Friday of the 13th Week in Ordinary Time
Today’s scripture readings present us with two related images of what people could do and be, and they stand in stark contrast with what the secular world expects people to do and to be.
In the first reading, we have the image of Rebekah, a woman of great faith, who leaves her family and her wealth in Haran and makes the long journey to Canaan in order to marry Isaac whom she had never even met, simply because that was God’s will for her. In the Gospel, we have the related image of Matthew, who leaves everything he had and his wealth as a tax collector in order to follow Jesus, simply because Jesus said to him, “Follow me”. Taken together, Rebekah and Matthew show us that we too can be expected to leave everything we possess in order to do God’s will for us.

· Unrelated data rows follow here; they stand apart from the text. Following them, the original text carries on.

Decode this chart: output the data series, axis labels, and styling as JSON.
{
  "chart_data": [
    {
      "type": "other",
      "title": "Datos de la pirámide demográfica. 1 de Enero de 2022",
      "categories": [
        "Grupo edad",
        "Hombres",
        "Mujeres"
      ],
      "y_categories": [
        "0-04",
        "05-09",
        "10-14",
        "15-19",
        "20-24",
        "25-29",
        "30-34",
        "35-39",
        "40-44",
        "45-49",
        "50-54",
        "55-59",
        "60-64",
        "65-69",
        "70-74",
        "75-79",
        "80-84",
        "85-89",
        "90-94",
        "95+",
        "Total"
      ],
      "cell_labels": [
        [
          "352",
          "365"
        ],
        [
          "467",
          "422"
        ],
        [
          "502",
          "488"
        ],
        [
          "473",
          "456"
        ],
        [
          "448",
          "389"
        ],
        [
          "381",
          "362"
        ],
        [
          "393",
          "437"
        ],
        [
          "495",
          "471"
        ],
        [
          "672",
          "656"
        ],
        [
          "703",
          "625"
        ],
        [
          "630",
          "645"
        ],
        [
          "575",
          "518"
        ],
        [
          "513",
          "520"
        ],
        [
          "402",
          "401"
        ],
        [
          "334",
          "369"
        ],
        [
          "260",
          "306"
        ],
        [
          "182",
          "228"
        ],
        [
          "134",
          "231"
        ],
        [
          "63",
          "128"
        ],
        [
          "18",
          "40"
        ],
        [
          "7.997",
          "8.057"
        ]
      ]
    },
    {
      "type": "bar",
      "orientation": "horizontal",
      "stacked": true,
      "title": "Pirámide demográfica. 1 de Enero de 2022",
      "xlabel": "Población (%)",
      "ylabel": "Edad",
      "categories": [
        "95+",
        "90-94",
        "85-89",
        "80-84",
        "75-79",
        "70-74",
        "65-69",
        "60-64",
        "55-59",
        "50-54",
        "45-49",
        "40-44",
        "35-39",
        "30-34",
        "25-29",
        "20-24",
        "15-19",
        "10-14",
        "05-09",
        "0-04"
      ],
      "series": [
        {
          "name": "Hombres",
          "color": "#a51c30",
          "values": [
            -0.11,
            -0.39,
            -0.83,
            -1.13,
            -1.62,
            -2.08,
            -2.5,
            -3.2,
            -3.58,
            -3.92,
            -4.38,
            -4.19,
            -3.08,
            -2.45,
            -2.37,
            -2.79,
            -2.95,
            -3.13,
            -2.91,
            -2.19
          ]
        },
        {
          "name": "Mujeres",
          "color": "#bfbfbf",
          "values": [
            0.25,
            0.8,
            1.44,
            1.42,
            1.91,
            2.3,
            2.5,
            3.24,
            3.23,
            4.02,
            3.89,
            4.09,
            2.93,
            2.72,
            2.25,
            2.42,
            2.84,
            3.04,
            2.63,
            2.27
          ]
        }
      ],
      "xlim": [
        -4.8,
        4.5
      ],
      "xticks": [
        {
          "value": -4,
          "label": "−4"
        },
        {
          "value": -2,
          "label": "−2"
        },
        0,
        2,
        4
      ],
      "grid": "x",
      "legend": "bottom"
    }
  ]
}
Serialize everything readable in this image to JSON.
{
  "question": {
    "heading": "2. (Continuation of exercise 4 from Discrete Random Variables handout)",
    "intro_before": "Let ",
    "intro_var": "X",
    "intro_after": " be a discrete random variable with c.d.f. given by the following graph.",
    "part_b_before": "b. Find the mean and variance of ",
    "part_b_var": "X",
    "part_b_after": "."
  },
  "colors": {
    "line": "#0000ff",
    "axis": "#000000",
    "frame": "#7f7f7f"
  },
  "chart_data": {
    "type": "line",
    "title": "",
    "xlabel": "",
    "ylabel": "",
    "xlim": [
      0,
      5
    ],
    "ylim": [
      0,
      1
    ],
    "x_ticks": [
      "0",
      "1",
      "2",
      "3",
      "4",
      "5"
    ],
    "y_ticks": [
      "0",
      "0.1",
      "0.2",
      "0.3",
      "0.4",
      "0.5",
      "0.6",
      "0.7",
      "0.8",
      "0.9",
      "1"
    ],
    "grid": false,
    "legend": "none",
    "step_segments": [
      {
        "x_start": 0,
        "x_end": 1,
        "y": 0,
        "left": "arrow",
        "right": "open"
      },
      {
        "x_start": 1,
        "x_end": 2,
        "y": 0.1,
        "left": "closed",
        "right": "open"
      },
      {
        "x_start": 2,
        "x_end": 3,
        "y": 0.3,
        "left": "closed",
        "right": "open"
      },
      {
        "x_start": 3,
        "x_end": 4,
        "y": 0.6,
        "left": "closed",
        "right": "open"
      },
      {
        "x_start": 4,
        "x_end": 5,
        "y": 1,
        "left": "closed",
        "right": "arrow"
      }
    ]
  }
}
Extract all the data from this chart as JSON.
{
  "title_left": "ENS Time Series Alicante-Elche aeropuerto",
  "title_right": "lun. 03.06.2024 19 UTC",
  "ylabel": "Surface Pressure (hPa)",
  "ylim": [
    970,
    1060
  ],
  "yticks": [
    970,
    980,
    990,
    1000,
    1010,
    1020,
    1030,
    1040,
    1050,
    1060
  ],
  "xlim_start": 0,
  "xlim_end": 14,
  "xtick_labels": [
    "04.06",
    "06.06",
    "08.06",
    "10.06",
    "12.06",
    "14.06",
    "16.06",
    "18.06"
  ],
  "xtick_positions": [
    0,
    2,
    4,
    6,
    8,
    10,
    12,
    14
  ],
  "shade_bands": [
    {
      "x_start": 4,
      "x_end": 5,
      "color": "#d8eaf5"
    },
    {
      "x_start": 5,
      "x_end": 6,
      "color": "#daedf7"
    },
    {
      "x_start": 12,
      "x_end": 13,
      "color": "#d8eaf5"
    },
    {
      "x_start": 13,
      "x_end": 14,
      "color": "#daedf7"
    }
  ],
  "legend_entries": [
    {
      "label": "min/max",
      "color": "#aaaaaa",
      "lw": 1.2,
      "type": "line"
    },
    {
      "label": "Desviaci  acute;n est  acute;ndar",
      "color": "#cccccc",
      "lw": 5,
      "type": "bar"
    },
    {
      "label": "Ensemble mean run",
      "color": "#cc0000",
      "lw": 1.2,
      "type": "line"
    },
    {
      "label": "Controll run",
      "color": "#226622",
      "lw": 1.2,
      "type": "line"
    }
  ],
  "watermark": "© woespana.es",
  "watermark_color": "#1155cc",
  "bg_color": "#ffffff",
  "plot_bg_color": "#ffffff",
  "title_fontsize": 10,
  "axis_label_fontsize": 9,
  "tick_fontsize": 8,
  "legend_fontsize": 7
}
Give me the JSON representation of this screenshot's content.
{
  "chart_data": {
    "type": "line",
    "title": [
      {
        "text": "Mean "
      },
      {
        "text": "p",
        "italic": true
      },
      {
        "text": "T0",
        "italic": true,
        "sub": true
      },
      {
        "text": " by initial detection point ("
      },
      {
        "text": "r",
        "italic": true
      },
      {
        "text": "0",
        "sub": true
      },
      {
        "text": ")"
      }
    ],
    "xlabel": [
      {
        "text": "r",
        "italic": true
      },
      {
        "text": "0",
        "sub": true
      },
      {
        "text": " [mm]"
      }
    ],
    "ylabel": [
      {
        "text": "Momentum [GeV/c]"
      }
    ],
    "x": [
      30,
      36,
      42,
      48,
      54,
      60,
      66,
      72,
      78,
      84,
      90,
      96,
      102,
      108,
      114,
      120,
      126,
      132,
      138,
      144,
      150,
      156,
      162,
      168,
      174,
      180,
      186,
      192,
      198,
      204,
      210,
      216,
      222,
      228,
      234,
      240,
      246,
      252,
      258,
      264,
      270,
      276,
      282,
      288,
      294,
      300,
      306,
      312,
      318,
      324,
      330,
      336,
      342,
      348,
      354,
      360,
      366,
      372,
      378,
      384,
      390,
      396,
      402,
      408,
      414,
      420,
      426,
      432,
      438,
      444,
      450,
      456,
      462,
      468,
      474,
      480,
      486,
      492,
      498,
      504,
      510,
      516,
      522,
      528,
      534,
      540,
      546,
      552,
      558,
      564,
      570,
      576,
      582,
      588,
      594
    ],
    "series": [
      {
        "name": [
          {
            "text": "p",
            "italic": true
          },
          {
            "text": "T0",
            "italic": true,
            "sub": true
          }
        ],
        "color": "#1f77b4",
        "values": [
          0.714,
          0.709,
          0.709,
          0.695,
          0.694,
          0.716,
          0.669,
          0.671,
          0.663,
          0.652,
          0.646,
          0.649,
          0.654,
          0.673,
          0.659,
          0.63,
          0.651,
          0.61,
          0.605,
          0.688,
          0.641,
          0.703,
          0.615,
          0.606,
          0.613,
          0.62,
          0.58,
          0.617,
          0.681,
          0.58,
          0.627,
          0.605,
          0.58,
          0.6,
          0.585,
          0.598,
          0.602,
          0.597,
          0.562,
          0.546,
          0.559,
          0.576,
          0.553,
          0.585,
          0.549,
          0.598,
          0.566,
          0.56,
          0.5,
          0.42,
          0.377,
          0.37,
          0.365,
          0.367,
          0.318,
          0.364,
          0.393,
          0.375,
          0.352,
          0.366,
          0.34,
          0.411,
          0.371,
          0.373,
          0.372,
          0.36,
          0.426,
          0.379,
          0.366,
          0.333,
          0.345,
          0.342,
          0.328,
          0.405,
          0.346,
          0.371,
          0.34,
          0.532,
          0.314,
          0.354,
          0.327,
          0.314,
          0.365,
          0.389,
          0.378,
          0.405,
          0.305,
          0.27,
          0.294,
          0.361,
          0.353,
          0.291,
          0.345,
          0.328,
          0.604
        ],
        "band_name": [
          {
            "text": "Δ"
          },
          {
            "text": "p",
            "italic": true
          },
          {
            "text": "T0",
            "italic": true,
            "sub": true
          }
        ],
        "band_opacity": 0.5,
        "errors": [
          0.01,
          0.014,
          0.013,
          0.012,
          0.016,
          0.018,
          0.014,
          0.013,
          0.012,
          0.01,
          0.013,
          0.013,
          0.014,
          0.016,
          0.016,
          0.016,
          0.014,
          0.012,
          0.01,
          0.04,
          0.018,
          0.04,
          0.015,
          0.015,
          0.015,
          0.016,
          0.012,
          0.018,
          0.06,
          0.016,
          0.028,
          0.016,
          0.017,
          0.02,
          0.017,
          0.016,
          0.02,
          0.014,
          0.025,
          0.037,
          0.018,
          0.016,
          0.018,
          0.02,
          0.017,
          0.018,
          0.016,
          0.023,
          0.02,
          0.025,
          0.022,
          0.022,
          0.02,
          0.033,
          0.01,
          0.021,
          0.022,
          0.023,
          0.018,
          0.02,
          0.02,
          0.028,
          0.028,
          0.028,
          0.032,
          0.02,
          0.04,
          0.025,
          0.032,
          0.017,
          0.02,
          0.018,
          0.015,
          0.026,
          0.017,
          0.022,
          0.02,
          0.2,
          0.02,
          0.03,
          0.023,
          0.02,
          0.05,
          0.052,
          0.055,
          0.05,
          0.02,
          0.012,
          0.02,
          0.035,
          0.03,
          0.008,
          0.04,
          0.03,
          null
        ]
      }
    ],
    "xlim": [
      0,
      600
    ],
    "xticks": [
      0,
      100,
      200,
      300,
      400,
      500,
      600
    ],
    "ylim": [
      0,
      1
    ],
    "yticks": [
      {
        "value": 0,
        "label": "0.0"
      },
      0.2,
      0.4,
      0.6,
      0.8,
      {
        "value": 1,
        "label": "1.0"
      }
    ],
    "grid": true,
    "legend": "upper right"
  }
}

St Benedict is very clear that that is God’s will for monks. In Chapter 33 of the Rule, he writes that “without an order from the abbot, no one may presume to give, receive or retain anything as his own, nothing at all”, since we “are not allowed anything which the abbot has not given or permitted”. Accumulating a lot of possessions in our cell or locker is what St Benedict calls a “most evil practice”, and that is in stark contrast with the secular values of today, where the whole idea is to
acquire more and better consumer goods.
All of us are influenced by this society, and the danger for our spiritual life is that we will bring the consumer mentality into our daily lives, even in the monastery. It’s not enough for monks to make a one-time renunciation of property and say that as individuals we own nothing and everything we have is with permission. The sheer number of things in our cell, or people in our address book, or websites we visit every day, can be an obstacle to God getting through to us. We can see them. But we can’t see God. They can become the gods we spend the most time with, idols that are user-friendly because they give us a sense of our own power and security, and importance.
The consumer mentality ends up in a devaluation of death, because the dead can no longer consume anything, and they have no possessions. A monk with a consumer mentality does not “keep death daily before his eyes”. He gets attached to this world and spends his time acquiring things which he will have to give up at death anyway. It’s better to follow the example of Rebekah and Matthew, and root out this “most evil practice” from our lives. Then we shall find ourselves in the company of “many tax collectors and sinners who came and sat at table with Jesus and his disciples”.